Les droits fondamentaux internationaux protègent les salarié-e-s en Suisse

Hälfte / Moitié

(USS / Luca Cirigliano) En matière de droit du travail, la législation de la Cour européenne des droits de l’homme (CrEDH) joue, avec les normes de l’Organisation internationale du travail (OIT), un rôle toujours plus important en Suisse. 

Deux nouvelles études (Kaufmann/Good et Pärli) montrent que les droits fondamentaux garantis sur le plan international ont une grande signification en droit du travail pour les salarié-e-s de Suisse. Ces études ont été présentées au colloque juridique de l’USS du 13 2015 novembre à Berne.
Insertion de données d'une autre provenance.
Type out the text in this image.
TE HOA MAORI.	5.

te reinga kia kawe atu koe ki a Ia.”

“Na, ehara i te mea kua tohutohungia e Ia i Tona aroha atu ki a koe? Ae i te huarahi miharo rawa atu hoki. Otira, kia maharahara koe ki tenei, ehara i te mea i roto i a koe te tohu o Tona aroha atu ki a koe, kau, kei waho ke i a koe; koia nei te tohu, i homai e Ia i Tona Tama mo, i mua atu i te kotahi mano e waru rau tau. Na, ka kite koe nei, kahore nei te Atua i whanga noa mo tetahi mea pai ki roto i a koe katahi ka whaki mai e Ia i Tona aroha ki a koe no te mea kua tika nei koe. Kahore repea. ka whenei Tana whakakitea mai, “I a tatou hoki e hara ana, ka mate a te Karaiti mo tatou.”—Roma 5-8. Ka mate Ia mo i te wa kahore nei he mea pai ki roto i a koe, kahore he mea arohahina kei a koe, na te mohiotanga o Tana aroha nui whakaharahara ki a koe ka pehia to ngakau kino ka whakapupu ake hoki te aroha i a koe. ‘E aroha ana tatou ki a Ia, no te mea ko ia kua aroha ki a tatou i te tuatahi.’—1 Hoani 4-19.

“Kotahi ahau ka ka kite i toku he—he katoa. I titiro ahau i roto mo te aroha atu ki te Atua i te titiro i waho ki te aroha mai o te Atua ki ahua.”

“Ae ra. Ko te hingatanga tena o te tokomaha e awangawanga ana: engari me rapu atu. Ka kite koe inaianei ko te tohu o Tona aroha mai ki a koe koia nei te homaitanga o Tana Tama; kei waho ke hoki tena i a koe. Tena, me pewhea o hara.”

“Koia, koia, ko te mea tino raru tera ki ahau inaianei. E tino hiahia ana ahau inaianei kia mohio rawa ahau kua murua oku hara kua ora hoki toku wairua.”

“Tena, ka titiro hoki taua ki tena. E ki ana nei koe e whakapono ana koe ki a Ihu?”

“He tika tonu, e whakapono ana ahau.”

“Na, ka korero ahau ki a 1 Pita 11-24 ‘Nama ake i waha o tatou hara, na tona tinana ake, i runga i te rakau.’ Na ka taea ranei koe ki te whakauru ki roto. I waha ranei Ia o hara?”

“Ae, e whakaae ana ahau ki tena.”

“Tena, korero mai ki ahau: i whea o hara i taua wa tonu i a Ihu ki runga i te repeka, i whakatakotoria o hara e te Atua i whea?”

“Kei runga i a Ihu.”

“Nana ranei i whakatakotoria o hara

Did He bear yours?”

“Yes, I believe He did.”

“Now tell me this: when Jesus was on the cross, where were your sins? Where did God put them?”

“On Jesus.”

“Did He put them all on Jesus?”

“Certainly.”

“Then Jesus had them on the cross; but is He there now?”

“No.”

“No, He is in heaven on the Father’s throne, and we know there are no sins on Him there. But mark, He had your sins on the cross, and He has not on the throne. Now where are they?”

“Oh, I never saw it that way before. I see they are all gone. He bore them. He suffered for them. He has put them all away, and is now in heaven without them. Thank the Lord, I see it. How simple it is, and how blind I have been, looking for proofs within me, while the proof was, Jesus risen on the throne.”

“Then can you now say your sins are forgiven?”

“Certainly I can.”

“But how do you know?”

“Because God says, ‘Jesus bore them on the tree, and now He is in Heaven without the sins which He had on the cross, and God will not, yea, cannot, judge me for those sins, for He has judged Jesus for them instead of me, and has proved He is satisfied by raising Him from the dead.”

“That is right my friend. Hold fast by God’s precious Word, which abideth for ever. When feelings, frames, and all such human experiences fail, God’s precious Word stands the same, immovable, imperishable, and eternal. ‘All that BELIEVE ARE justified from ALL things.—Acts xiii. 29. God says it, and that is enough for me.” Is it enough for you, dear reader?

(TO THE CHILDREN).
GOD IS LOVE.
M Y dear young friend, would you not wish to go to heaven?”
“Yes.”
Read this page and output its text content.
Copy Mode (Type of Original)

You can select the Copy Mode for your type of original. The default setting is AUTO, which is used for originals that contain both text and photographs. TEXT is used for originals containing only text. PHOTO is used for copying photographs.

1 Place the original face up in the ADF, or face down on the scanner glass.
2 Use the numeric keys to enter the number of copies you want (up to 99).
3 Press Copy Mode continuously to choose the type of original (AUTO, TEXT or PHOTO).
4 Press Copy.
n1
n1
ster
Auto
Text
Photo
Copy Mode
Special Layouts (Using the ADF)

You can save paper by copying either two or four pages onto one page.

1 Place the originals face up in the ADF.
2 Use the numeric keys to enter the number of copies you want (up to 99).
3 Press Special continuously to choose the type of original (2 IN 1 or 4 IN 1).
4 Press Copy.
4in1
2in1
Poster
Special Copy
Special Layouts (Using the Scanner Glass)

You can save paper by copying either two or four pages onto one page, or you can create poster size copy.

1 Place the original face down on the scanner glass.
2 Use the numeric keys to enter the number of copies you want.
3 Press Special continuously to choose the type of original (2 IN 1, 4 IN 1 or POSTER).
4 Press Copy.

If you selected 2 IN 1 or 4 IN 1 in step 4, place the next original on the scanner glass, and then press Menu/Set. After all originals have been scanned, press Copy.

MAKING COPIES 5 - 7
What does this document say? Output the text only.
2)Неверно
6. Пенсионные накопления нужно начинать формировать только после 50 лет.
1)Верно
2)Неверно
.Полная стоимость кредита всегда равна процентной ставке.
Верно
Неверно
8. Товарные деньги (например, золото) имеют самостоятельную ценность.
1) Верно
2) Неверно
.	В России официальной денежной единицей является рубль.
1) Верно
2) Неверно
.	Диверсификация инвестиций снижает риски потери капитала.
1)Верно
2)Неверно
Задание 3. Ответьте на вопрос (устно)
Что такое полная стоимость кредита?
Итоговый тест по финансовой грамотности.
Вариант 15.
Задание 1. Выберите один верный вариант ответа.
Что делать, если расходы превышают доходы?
Depuis toujours, les syndicats s’engagent pour que des droits fondamentaux émancipateurs qui protègent mieux les salarié-e-s dans notre pays soient ancrés et développés. Les accords sur les droits sociaux et du travail de l’OIT et de la Convention européenne des droits de l’homme (CEDH) se révèlent être particulièrement importants pour le travail syndical qu’effectuent par exemple les secrétaires syndicaux, mais aussi pour l’exercice des libertés syndicales par les salarié-e-s dans les entreprises. Ces bases juridiques permettent aux personnes concernées de s’organiser dans l’entreprise, de mener des négociations conventionnelles sans crainte de représailles et de lutter sur des questions liées au droit du travail.

La protection contre les licenciements en droit suisse n’est pas conforme à la CEDH et à l’OIT

Les droits fondamentaux ancrés sur le plan international apportent un rééquilibrage bienvenu à une globalisation souvent uniquement comprise comme étant économique. Ils ordonnent à l’Etat de remplir des obligations concrètes et positives à l’égard des salarié-e-s, par exemple dans le domaine de la protection contre les licenciements abusifs. C’est aussi ce qu’ont montré les exposés et les deux études présentées par les professeurs Christine Kaufmann et Christoph Good (Université de Zurich) ainsi que par le professeur Kurt Pärli (Université de St-Gall/HWZ Winterthur) présentées au colloque de l’USS du 13 novembre 2015. Et pour l’USS, la situation juridique est limpide : le droit suisse en matière de licenciement n’est pour certaines parties ni conforme à la Convention européenne des droits de l’homme, ni à l’OIT. 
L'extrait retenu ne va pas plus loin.